The fight went out of her, and she sank down on a bench, trembling with the aftermath of her blinding rage. She bent her head into her hands. “Oh my God, what’s wrong with me?”

Veronica sat down beside her and offered a bottle of water.

She said nothing. Mariah grabbed the bottle and chugged it, and the water cooled her throat, then her belly, and it radiated outward.

After a minute, she raised her eyes. Veronica simply waited, her expression calm.

“What’s wrong with me?” she asked again.

“You’re angry. With good reason.”

Mariah collapsed backward against the wall, a sense of helplessness welling in her eyes, her throat.

Veronica said, “I once had such a bout of rage that I ended up getting arrested.”

“You? Were you a teenager?”

“Nope.” She laughed a little. “It was less than two years ago.”

“Tell me.”

“When I was in the middle of my divorce, I was trying to find a place to rent that would let me bring my dog, Sophie. She wasn’t that big, but she was a husky mixed with chow, and apartments don’t like those dogs, so I was having a hard time.

She was very old, and I felt anxious about leaving her at the house—I just wasn’t sure anyone would give her the love I did. ”
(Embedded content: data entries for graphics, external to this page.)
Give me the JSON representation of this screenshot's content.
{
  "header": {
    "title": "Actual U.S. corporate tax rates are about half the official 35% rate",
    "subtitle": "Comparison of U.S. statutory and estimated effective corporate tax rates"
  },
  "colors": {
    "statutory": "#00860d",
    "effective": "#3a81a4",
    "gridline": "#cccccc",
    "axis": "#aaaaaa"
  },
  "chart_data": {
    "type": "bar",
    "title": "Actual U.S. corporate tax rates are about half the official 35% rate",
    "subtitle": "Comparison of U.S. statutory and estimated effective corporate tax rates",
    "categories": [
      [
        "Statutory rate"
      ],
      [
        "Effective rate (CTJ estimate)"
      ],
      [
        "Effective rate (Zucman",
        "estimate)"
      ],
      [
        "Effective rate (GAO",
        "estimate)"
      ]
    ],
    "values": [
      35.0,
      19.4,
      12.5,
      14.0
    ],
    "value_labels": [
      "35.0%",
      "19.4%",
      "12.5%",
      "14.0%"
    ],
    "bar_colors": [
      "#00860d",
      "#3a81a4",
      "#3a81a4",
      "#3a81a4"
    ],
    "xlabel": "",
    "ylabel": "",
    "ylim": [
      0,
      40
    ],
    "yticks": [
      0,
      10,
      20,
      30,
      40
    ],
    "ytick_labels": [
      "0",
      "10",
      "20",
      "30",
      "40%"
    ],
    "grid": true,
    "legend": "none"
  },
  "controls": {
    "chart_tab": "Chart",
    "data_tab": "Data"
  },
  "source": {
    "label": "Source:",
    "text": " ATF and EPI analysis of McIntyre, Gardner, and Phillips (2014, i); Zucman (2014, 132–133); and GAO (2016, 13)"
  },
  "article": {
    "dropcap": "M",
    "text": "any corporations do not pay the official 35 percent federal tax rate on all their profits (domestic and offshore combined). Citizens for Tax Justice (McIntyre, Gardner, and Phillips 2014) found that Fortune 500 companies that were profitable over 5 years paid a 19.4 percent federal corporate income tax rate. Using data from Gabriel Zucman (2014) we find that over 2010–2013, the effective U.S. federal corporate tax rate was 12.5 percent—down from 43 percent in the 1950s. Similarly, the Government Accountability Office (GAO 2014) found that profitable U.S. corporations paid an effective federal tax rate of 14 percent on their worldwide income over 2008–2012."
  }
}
Something about the tone of her voice settled Mariah a little.

“She had a cold or something, coughing, and I took her to the vet, and they gave her some antibiotics, which had to be administered every four hours. She didn’t really like pills.

Dogs don’t.” She shook her hair out of her face, her eyes hidden behind her sunglasses.
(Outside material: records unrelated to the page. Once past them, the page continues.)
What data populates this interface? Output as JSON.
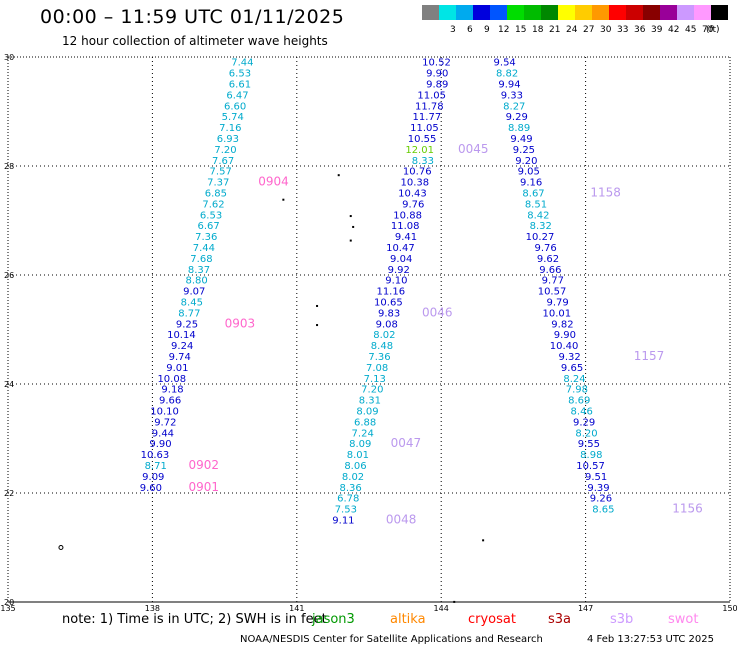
{
  "title": "00:00 – 11:59 UTC 01/11/2025",
  "subtitle": "12 hour collection of altimeter wave heights",
  "legend": {
    "unit": "(ft)",
    "bins": [
      {
        "label": "",
        "color": "#808080"
      },
      {
        "label": "3",
        "color": "#00e5e5"
      },
      {
        "label": "6",
        "color": "#00aaee"
      },
      {
        "label": "9",
        "color": "#0000dd"
      },
      {
        "label": "12",
        "color": "#0055ff"
      },
      {
        "label": "15",
        "color": "#00dd00"
      },
      {
        "label": "18",
        "color": "#00bb00"
      },
      {
        "label": "21",
        "color": "#008800"
      },
      {
        "label": "24",
        "color": "#ffff00"
      },
      {
        "label": "27",
        "color": "#ffcc00"
      },
      {
        "label": "30",
        "color": "#ff9900"
      },
      {
        "label": "33",
        "color": "#ff0000"
      },
      {
        "label": "36",
        "color": "#cc0000"
      },
      {
        "label": "39",
        "color": "#880000"
      },
      {
        "label": "42",
        "color": "#990099"
      },
      {
        "label": "45",
        "color": "#cc99ff"
      },
      {
        "label": "70",
        "color": "#ff99ff"
      },
      {
        "label": "",
        "color": "#000000"
      }
    ]
  },
  "map": {
    "lon_ticks": [
      "135",
      "138",
      "141",
      "144",
      "147",
      "150"
    ],
    "lat_ticks": [
      "30",
      "28",
      "26",
      "24",
      "22",
      "20"
    ],
    "grid_lon": [
      138,
      141,
      144,
      147
    ],
    "grid_lat": [
      28,
      26,
      24,
      22
    ]
  },
  "colors": {
    "cyan": "#00aacc",
    "blue": "#0000cc",
    "green": "#66cc00",
    "env": "#009900",
    "alti": "#ff8800",
    "cryo": "#ff0000",
    "s3a": "#aa0000",
    "s3b": "#cc99ff",
    "swot": "#ff88ee",
    "time_a": "#ff66cc",
    "time_b": "#bb99ee"
  },
  "tracks": [
    {
      "name": "track-a",
      "points": [
        {
          "lon": 140.1,
          "lat": 29.84,
          "v": "7.44",
          "c": "cyan"
        },
        {
          "lon": 140.05,
          "lat": 29.64,
          "v": "6.53",
          "c": "cyan"
        },
        {
          "lon": 140.05,
          "lat": 29.44,
          "v": "6.61",
          "c": "cyan"
        },
        {
          "lon": 140.0,
          "lat": 29.24,
          "v": "6.47",
          "c": "cyan"
        },
        {
          "lon": 139.95,
          "lat": 29.04,
          "v": "6.60",
          "c": "cyan"
        },
        {
          "lon": 139.9,
          "lat": 28.84,
          "v": "5.74",
          "c": "cyan"
        },
        {
          "lon": 139.85,
          "lat": 28.64,
          "v": "7.16",
          "c": "cyan"
        },
        {
          "lon": 139.8,
          "lat": 28.44,
          "v": "6.93",
          "c": "cyan"
        },
        {
          "lon": 139.75,
          "lat": 28.24,
          "v": "7.20",
          "c": "cyan"
        },
        {
          "lon": 139.7,
          "lat": 28.04,
          "v": "7.67",
          "c": "cyan"
        },
        {
          "lon": 139.65,
          "lat": 27.84,
          "v": "7.57",
          "c": "cyan"
        },
        {
          "lon": 139.6,
          "lat": 27.64,
          "v": "7.37",
          "c": "cyan"
        },
        {
          "lon": 139.55,
          "lat": 27.44,
          "v": "6.85",
          "c": "cyan"
        },
        {
          "lon": 139.5,
          "lat": 27.24,
          "v": "7.62",
          "c": "cyan"
        },
        {
          "lon": 139.45,
          "lat": 27.04,
          "v": "6.53",
          "c": "cyan"
        },
        {
          "lon": 139.4,
          "lat": 26.84,
          "v": "6.67",
          "c": "cyan"
        },
        {
          "lon": 139.35,
          "lat": 26.64,
          "v": "7.36",
          "c": "cyan"
        },
        {
          "lon": 139.3,
          "lat": 26.44,
          "v": "7.44",
          "c": "cyan"
        },
        {
          "lon": 139.25,
          "lat": 26.24,
          "v": "7.68",
          "c": "cyan"
        },
        {
          "lon": 139.2,
          "lat": 26.04,
          "v": "8.37",
          "c": "cyan"
        },
        {
          "lon": 139.15,
          "lat": 25.84,
          "v": "8.80",
          "c": "cyan"
        },
        {
          "lon": 139.1,
          "lat": 25.64,
          "v": "9.07",
          "c": "blue"
        },
        {
          "lon": 139.05,
          "lat": 25.44,
          "v": "8.45",
          "c": "cyan"
        },
        {
          "lon": 139.0,
          "lat": 25.24,
          "v": "8.77",
          "c": "cyan"
        },
        {
          "lon": 138.95,
          "lat": 25.04,
          "v": "9.25",
          "c": "blue"
        },
        {
          "lon": 138.9,
          "lat": 24.84,
          "v": "10.14",
          "c": "blue"
        },
        {
          "lon": 138.85,
          "lat": 24.64,
          "v": "9.24",
          "c": "blue"
        },
        {
          "lon": 138.8,
          "lat": 24.44,
          "v": "9.74",
          "c": "blue"
        },
        {
          "lon": 138.75,
          "lat": 24.24,
          "v": "9.01",
          "c": "blue"
        },
        {
          "lon": 138.7,
          "lat": 24.04,
          "v": "10.08",
          "c": "blue"
        },
        {
          "lon": 138.65,
          "lat": 23.84,
          "v": "9.18",
          "c": "blue"
        },
        {
          "lon": 138.6,
          "lat": 23.64,
          "v": "9.66",
          "c": "blue"
        },
        {
          "lon": 138.55,
          "lat": 23.44,
          "v": "10.10",
          "c": "blue"
        },
        {
          "lon": 138.5,
          "lat": 23.24,
          "v": "9.72",
          "c": "blue"
        },
        {
          "lon": 138.45,
          "lat": 23.04,
          "v": "9.44",
          "c": "blue"
        },
        {
          "lon": 138.4,
          "lat": 22.84,
          "v": "9.90",
          "c": "blue"
        },
        {
          "lon": 138.35,
          "lat": 22.64,
          "v": "10.63",
          "c": "blue"
        },
        {
          "lon": 138.3,
          "lat": 22.44,
          "v": "8.71",
          "c": "cyan"
        },
        {
          "lon": 138.25,
          "lat": 22.24,
          "v": "9.09",
          "c": "blue"
        },
        {
          "lon": 138.2,
          "lat": 22.04,
          "v": "9.60",
          "c": "blue"
        }
      ]
    },
    {
      "name": "track-b",
      "points": [
        {
          "lon": 144.2,
          "lat": 29.84,
          "v": "10.52",
          "c": "blue"
        },
        {
          "lon": 144.15,
          "lat": 29.64,
          "v": "9.90",
          "c": "blue"
        },
        {
          "lon": 144.15,
          "lat": 29.44,
          "v": "9.89",
          "c": "blue"
        },
        {
          "lon": 144.1,
          "lat": 29.24,
          "v": "11.05",
          "c": "blue"
        },
        {
          "lon": 144.05,
          "lat": 29.04,
          "v": "11.78",
          "c": "blue"
        },
        {
          "lon": 144.0,
          "lat": 28.84,
          "v": "11.77",
          "c": "blue"
        },
        {
          "lon": 143.95,
          "lat": 28.64,
          "v": "11.05",
          "c": "blue"
        },
        {
          "lon": 143.9,
          "lat": 28.44,
          "v": "10.55",
          "c": "blue"
        },
        {
          "lon": 143.85,
          "lat": 28.24,
          "v": "12.01",
          "c": "green"
        },
        {
          "lon": 143.85,
          "lat": 28.04,
          "v": "8.33",
          "c": "cyan"
        },
        {
          "lon": 143.8,
          "lat": 27.84,
          "v": "10.76",
          "c": "blue"
        },
        {
          "lon": 143.75,
          "lat": 27.64,
          "v": "10.38",
          "c": "blue"
        },
        {
          "lon": 143.7,
          "lat": 27.44,
          "v": "10.43",
          "c": "blue"
        },
        {
          "lon": 143.65,
          "lat": 27.24,
          "v": "9.76",
          "c": "blue"
        },
        {
          "lon": 143.6,
          "lat": 27.04,
          "v": "10.88",
          "c": "blue"
        },
        {
          "lon": 143.55,
          "lat": 26.84,
          "v": "11.08",
          "c": "blue"
        },
        {
          "lon": 143.5,
          "lat": 26.64,
          "v": "9.41",
          "c": "blue"
        },
        {
          "lon": 143.45,
          "lat": 26.44,
          "v": "10.47",
          "c": "blue"
        },
        {
          "lon": 143.4,
          "lat": 26.24,
          "v": "9.04",
          "c": "blue"
        },
        {
          "lon": 143.35,
          "lat": 26.04,
          "v": "9.92",
          "c": "blue"
        },
        {
          "lon": 143.3,
          "lat": 25.84,
          "v": "9.10",
          "c": "blue"
        },
        {
          "lon": 143.25,
          "lat": 25.64,
          "v": "11.16",
          "c": "blue"
        },
        {
          "lon": 143.2,
          "lat": 25.44,
          "v": "10.65",
          "c": "blue"
        },
        {
          "lon": 143.15,
          "lat": 25.24,
          "v": "9.83",
          "c": "blue"
        },
        {
          "lon": 143.1,
          "lat": 25.04,
          "v": "9.08",
          "c": "blue"
        },
        {
          "lon": 143.05,
          "lat": 24.84,
          "v": "8.02",
          "c": "cyan"
        },
        {
          "lon": 143.0,
          "lat": 24.64,
          "v": "8.48",
          "c": "cyan"
        },
        {
          "lon": 142.95,
          "lat": 24.44,
          "v": "7.36",
          "c": "cyan"
        },
        {
          "lon": 142.9,
          "lat": 24.24,
          "v": "7.08",
          "c": "cyan"
        },
        {
          "lon": 142.85,
          "lat": 24.04,
          "v": "7.13",
          "c": "cyan"
        },
        {
          "lon": 142.8,
          "lat": 23.84,
          "v": "7.20",
          "c": "cyan"
        },
        {
          "lon": 142.75,
          "lat": 23.64,
          "v": "8.31",
          "c": "cyan"
        },
        {
          "lon": 142.7,
          "lat": 23.44,
          "v": "8.09",
          "c": "cyan"
        },
        {
          "lon": 142.65,
          "lat": 23.24,
          "v": "6.88",
          "c": "cyan"
        },
        {
          "lon": 142.6,
          "lat": 23.04,
          "v": "7.24",
          "c": "cyan"
        },
        {
          "lon": 142.55,
          "lat": 22.84,
          "v": "8.09",
          "c": "cyan"
        },
        {
          "lon": 142.5,
          "lat": 22.64,
          "v": "8.01",
          "c": "cyan"
        },
        {
          "lon": 142.45,
          "lat": 22.44,
          "v": "8.06",
          "c": "cyan"
        },
        {
          "lon": 142.4,
          "lat": 22.24,
          "v": "8.02",
          "c": "cyan"
        },
        {
          "lon": 142.35,
          "lat": 22.04,
          "v": "8.36",
          "c": "cyan"
        },
        {
          "lon": 142.3,
          "lat": 21.84,
          "v": "6.78",
          "c": "cyan"
        },
        {
          "lon": 142.25,
          "lat": 21.64,
          "v": "7.53",
          "c": "cyan"
        },
        {
          "lon": 142.2,
          "lat": 21.44,
          "v": "9.11",
          "c": "blue"
        }
      ]
    },
    {
      "name": "track-c",
      "points": [
        {
          "lon": 145.55,
          "lat": 29.84,
          "v": "9.54",
          "c": "blue"
        },
        {
          "lon": 145.6,
          "lat": 29.64,
          "v": "8.82",
          "c": "cyan"
        },
        {
          "lon": 145.65,
          "lat": 29.44,
          "v": "9.94",
          "c": "blue"
        },
        {
          "lon": 145.7,
          "lat": 29.24,
          "v": "9.33",
          "c": "blue"
        },
        {
          "lon": 145.75,
          "lat": 29.04,
          "v": "8.27",
          "c": "cyan"
        },
        {
          "lon": 145.8,
          "lat": 28.84,
          "v": "9.29",
          "c": "blue"
        },
        {
          "lon": 145.85,
          "lat": 28.64,
          "v": "8.89",
          "c": "cyan"
        },
        {
          "lon": 145.9,
          "lat": 28.44,
          "v": "9.49",
          "c": "blue"
        },
        {
          "lon": 145.95,
          "lat": 28.24,
          "v": "9.25",
          "c": "blue"
        },
        {
          "lon": 146.0,
          "lat": 28.04,
          "v": "9.20",
          "c": "blue"
        },
        {
          "lon": 146.05,
          "lat": 27.84,
          "v": "9.05",
          "c": "blue"
        },
        {
          "lon": 146.1,
          "lat": 27.64,
          "v": "9.16",
          "c": "blue"
        },
        {
          "lon": 146.15,
          "lat": 27.44,
          "v": "8.67",
          "c": "cyan"
        },
        {
          "lon": 146.2,
          "lat": 27.24,
          "v": "8.51",
          "c": "cyan"
        },
        {
          "lon": 146.25,
          "lat": 27.04,
          "v": "8.42",
          "c": "cyan"
        },
        {
          "lon": 146.3,
          "lat": 26.84,
          "v": "8.32",
          "c": "cyan"
        },
        {
          "lon": 146.35,
          "lat": 26.64,
          "v": "10.27",
          "c": "blue"
        },
        {
          "lon": 146.4,
          "lat": 26.44,
          "v": "9.76",
          "c": "blue"
        },
        {
          "lon": 146.45,
          "lat": 26.24,
          "v": "9.62",
          "c": "blue"
        },
        {
          "lon": 146.5,
          "lat": 26.04,
          "v": "9.66",
          "c": "blue"
        },
        {
          "lon": 146.55,
          "lat": 25.84,
          "v": "9.77",
          "c": "blue"
        },
        {
          "lon": 146.6,
          "lat": 25.64,
          "v": "10.57",
          "c": "blue"
        },
        {
          "lon": 146.65,
          "lat": 25.44,
          "v": "9.79",
          "c": "blue"
        },
        {
          "lon": 146.7,
          "lat": 25.24,
          "v": "10.01",
          "c": "blue"
        },
        {
          "lon": 146.75,
          "lat": 25.04,
          "v": "9.82",
          "c": "blue"
        },
        {
          "lon": 146.8,
          "lat": 24.84,
          "v": "9.90",
          "c": "blue"
        },
        {
          "lon": 146.85,
          "lat": 24.64,
          "v": "10.40",
          "c": "blue"
        },
        {
          "lon": 146.9,
          "lat": 24.44,
          "v": "9.32",
          "c": "blue"
        },
        {
          "lon": 146.95,
          "lat": 24.24,
          "v": "9.65",
          "c": "blue"
        },
        {
          "lon": 147.0,
          "lat": 24.04,
          "v": "8.24",
          "c": "cyan"
        },
        {
          "lon": 147.05,
          "lat": 23.84,
          "v": "7.98",
          "c": "cyan"
        },
        {
          "lon": 147.1,
          "lat": 23.64,
          "v": "8.69",
          "c": "cyan"
        },
        {
          "lon": 147.15,
          "lat": 23.44,
          "v": "8.46",
          "c": "cyan"
        },
        {
          "lon": 147.2,
          "lat": 23.24,
          "v": "9.29",
          "c": "blue"
        },
        {
          "lon": 147.25,
          "lat": 23.04,
          "v": "8.20",
          "c": "cyan"
        },
        {
          "lon": 147.3,
          "lat": 22.84,
          "v": "9.55",
          "c": "blue"
        },
        {
          "lon": 147.35,
          "lat": 22.64,
          "v": "8.98",
          "c": "cyan"
        },
        {
          "lon": 147.4,
          "lat": 22.44,
          "v": "10.57",
          "c": "blue"
        },
        {
          "lon": 147.45,
          "lat": 22.24,
          "v": "9.51",
          "c": "blue"
        },
        {
          "lon": 147.5,
          "lat": 22.04,
          "v": "9.39",
          "c": "blue"
        },
        {
          "lon": 147.55,
          "lat": 21.84,
          "v": "9.26",
          "c": "blue"
        },
        {
          "lon": 147.6,
          "lat": 21.64,
          "v": "8.65",
          "c": "cyan"
        }
      ]
    }
  ],
  "time_labels": [
    {
      "lon": 140.2,
      "lat": 27.64,
      "text": "0904",
      "c": "time_a"
    },
    {
      "lon": 139.5,
      "lat": 25.04,
      "text": "0903",
      "c": "time_a"
    },
    {
      "lon": 138.75,
      "lat": 22.44,
      "text": "0902",
      "c": "time_a"
    },
    {
      "lon": 138.75,
      "lat": 22.04,
      "text": "0901",
      "c": "time_a"
    },
    {
      "lon": 144.35,
      "lat": 28.24,
      "text": "0045",
      "c": "time_b"
    },
    {
      "lon": 143.6,
      "lat": 25.24,
      "text": "0046",
      "c": "time_b"
    },
    {
      "lon": 142.95,
      "lat": 22.84,
      "text": "0047",
      "c": "time_b"
    },
    {
      "lon": 142.85,
      "lat": 21.44,
      "text": "0048",
      "c": "time_b"
    },
    {
      "lon": 147.1,
      "lat": 27.44,
      "text": "1158",
      "c": "time_b"
    },
    {
      "lon": 148.0,
      "lat": 24.44,
      "text": "1157",
      "c": "time_b"
    },
    {
      "lon": 148.8,
      "lat": 21.64,
      "text": "1156",
      "c": "time_b"
    }
  ],
  "note": {
    "prefix": "note:  1) Time is in UTC;  2) SWH is in feet",
    "sats": [
      {
        "text": "jason3",
        "c": "env"
      },
      {
        "text": "altika",
        "c": "alti"
      },
      {
        "text": "cryosat",
        "c": "cryo"
      },
      {
        "text": "s3a",
        "c": "s3a"
      },
      {
        "text": "s3b",
        "c": "s3b"
      },
      {
        "text": "swot",
        "c": "swot"
      }
    ]
  },
  "footer": {
    "source": "NOAA/NESDIS Center for Satellite Applications and Research",
    "timestamp": "4 Feb 13:27:53 UTC 2025"
  }
}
“A slice of cheese always did it, so I bought some American slices and gave my ex instructions. I called him regularly. I went over there every afternoon when Fiona—the girlfriend—wasn’t around.

” She sucked her upper lip into her mouth.

“And then I had training for a job in a call center, which—don’t laugh—I was desperate to land, and I had to work two days in a row, past the afternoon hour I was ‘allowed’ to visit my own dog. ”

Mariah felt where it was going, this story, and she wanted to tell her to stop, but she wanted to hear, too.

“Well, I’m sure you’ve guessed. They didn’t give her the antibiotics regularly, and they weren’t paying attention well enough, and Sophie ...” Her voice cracked. “Died. Of something that shouldn’t have been fatal. They just neglected her and she died.

“So I went over there, and Fiona said it wasn’t the right time of day, so I took a brick out of my garden, and I started breaking windows.”

“What?” Mariah gasped.

“Yep.” She shook her head. “They were really great windows, too, leaded glass, some of them.” She brushed a tear away, turned her hand over and took Mariah’s. “I managed to shatter most of the windows along the front porch and around one side before the police arrived.”

Henry sat beside Veronica on the other side. “And they arrested you?”

“Domestic violence. And I had to pay damages, too,” she said, a laugh escaping and turning into a painful sob she caught and swallowed, as if she wasn’t allowed even that moment of grief. “I had to take classes, and I’m still not allowed to come within a hundred feet of the house.”

“He deserved it,” Mariah said fiercely. “What a dick.”

“Yes.” She was quiet, looking into the distance.

“The thing is, it didn’t bring Sophie back.

And I’m still suffering the consequences of losing my temper.

I know a dog is not the same as a mother, but I don’t think there’s a lot of difference in the violence you were feeling just now and the violence I felt that day. ”

Mariah imagined Veronica, so proper and hungry for approval, in handcuffs. She still felt restless, the noise popping in her head every so often, but something about Veronica’s tone of voice centered her. Maybe the violence stemmed from helplessness.

Which made her think of the boy with the gun, the one she wanted to punish, and his violence. Had that come from helplessness, too?

She thought of Veronica, breaking windows methodically, being dragged away by the police. She raised her head. “I hate that that happened to you.”

“Thanks. The point is, I don’t want you to give yourself more trouble. You’ve had plenty, right?”

“Yeah,” she said. “Yeah. Thank you.”

On the way back to the riad , Mariah asked, “Did it feel good to break things?”

“It was very satisfying.”

Henry chuckled. The low, warm sound made all of them smile.